Cultural importance of Falconry receives major recognition under global convention

The European Federation for Hunting and Conservation (FACE) and the International Council for Game and Wildlife Conservation (CIC) are delighted that UNESCO decided to include six new countries – Croatia, Ireland, Netherlands, Poland, Slovakia, Kyrgyzstan – on the inscription “Falconry, a living human heritage” of the Representative List for the Intangible Cultural Heritage of Humanity (ICH). These important additions contribute to an impressive global recognition for 24 countries, highlighting the need to promote and encourage the cultural importance of falconry.

The inscription was officially approved on 14 December 2021 in Paris at the meeting of the Intergovernmental Committee for the UNESCO Convention on the Safeguarding of the Intangible Cultural Heritage. The international recognition of falconry in these countries will help support awareness-raising of the element of cultural heritage.

The value of this listing is not just to the countries among the 24 that are named. In order to get such an international listing, all 180 countries in UNESCO ICH must vote in support as the convention works by consensus. If even one country disagrees, it stops the listing. This listing by UNESCO may be used to back up arguments in favour of falconry even in countries, which are not signatories to the convention.

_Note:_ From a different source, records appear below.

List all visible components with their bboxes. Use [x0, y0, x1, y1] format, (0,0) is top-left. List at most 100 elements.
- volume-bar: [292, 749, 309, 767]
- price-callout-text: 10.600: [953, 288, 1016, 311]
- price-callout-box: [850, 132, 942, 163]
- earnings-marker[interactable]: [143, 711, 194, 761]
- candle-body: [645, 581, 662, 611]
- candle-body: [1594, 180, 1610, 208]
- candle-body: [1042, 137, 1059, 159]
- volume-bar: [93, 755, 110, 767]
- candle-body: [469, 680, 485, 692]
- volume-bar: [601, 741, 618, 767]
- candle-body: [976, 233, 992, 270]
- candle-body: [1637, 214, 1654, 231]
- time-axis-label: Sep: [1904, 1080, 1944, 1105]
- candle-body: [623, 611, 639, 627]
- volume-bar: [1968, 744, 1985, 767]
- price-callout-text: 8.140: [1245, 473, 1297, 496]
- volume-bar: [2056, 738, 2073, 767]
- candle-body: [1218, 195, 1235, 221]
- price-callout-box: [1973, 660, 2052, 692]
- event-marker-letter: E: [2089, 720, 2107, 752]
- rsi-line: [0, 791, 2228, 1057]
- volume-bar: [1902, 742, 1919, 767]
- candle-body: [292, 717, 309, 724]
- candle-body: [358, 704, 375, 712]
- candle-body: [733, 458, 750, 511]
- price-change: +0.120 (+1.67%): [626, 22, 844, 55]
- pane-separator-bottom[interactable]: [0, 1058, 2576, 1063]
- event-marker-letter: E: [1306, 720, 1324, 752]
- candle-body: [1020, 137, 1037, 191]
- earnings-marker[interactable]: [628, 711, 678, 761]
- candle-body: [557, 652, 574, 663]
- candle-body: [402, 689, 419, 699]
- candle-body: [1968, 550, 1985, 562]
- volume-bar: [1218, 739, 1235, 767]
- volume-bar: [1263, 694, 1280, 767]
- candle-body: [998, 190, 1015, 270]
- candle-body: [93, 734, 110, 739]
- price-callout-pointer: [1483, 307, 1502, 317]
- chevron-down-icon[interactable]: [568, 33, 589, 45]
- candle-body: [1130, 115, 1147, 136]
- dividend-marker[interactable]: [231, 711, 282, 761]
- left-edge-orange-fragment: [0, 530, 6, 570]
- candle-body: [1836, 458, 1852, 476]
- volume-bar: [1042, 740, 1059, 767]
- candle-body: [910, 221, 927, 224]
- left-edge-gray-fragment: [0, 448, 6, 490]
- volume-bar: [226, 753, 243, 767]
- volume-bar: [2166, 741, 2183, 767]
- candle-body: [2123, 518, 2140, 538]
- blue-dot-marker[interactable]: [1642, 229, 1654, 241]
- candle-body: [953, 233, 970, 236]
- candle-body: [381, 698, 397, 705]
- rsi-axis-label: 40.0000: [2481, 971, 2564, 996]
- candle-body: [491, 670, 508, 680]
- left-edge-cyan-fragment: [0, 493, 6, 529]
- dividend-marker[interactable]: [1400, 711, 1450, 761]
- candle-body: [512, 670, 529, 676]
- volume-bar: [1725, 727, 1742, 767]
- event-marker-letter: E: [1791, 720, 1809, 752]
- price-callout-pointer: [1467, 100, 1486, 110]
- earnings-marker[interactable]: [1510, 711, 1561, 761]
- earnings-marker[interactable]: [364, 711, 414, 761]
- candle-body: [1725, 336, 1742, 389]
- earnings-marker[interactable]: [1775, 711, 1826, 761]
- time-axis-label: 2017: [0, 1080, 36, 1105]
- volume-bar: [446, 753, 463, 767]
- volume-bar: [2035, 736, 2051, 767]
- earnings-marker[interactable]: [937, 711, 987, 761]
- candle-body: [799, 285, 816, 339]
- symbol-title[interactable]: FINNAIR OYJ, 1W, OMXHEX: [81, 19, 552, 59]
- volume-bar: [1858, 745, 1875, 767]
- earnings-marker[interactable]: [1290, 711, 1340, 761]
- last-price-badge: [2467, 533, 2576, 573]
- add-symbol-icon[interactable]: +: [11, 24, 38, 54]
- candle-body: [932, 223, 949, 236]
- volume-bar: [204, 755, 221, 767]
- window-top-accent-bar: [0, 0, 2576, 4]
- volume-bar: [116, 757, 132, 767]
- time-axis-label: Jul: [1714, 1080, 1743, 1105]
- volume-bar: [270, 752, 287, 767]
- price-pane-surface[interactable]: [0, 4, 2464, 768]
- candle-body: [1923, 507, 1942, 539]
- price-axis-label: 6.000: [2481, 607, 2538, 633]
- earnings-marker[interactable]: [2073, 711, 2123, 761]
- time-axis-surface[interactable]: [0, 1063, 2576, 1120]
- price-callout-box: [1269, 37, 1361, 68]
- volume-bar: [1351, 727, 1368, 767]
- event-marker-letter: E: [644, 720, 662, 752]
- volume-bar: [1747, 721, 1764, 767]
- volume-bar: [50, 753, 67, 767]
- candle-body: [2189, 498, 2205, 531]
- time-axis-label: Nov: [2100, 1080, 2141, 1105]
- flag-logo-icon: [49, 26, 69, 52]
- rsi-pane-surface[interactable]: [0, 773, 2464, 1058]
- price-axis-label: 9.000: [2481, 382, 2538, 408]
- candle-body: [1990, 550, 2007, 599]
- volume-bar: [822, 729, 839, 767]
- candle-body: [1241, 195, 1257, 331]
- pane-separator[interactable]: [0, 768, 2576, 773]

A successful listing of any element on the International List obligates governments not only to allow but to assist and promote the element.

Referring to the good news, Gary Timbrell CEO of the International Association for Falconry and Conservation of Birds of Prey (IAF) stated:

“There’s an old proverb that says ‘A society grows great when old men plant trees in whose shade they shall never sit’. This recognition by UNESCO is due to those who have gone before, those who have nurtured and cultivated the art of falconry knowing that they may never see it recognized. Falconry is a family; it is touching that so many countries feel a part of this family”.

Earlier this year, FACE members adopted a new falconry position in Europe to guide work on this topic. This position advocates:

  • to promote the continued growth of falconry in Europe as a hunting art, which safeguards cultural heritage, bringing important conservation and socio-economic benefits.
  • to invite national or regional authorities to maintain or introduce (where falconry is not yet present) legal frameworks to allow and promote falconry.
  • to support the traditional sustainable and judicious use of wild birds of prey for falconry as described in the Birds Directive.
  • to encourage cooperation and solidarity between national hunting organisations and their falconry organisations to ensure the viability of falconry as sustainable hunting and part of a common hunting heritage.

The subject of falconry was at the core of the discussions during the last CIC General Assembly in Budapest in September 2021. A number of panellists during the session “Culture of the countryside” cited it as a shining example of the role that UNESCO recognition can play, not only in safeguarding cultures but in creating a sense of responsibility and stewardship towards traditions.

Falconry is the art of hunting with trained birds of prey – born out of ancient local tradition around the world – and appreciated today as a global cultural phenomenon that is present everywhere. It has a pivotal role in multiple facets of our culture and enjoys a long history dating back over 4000 years.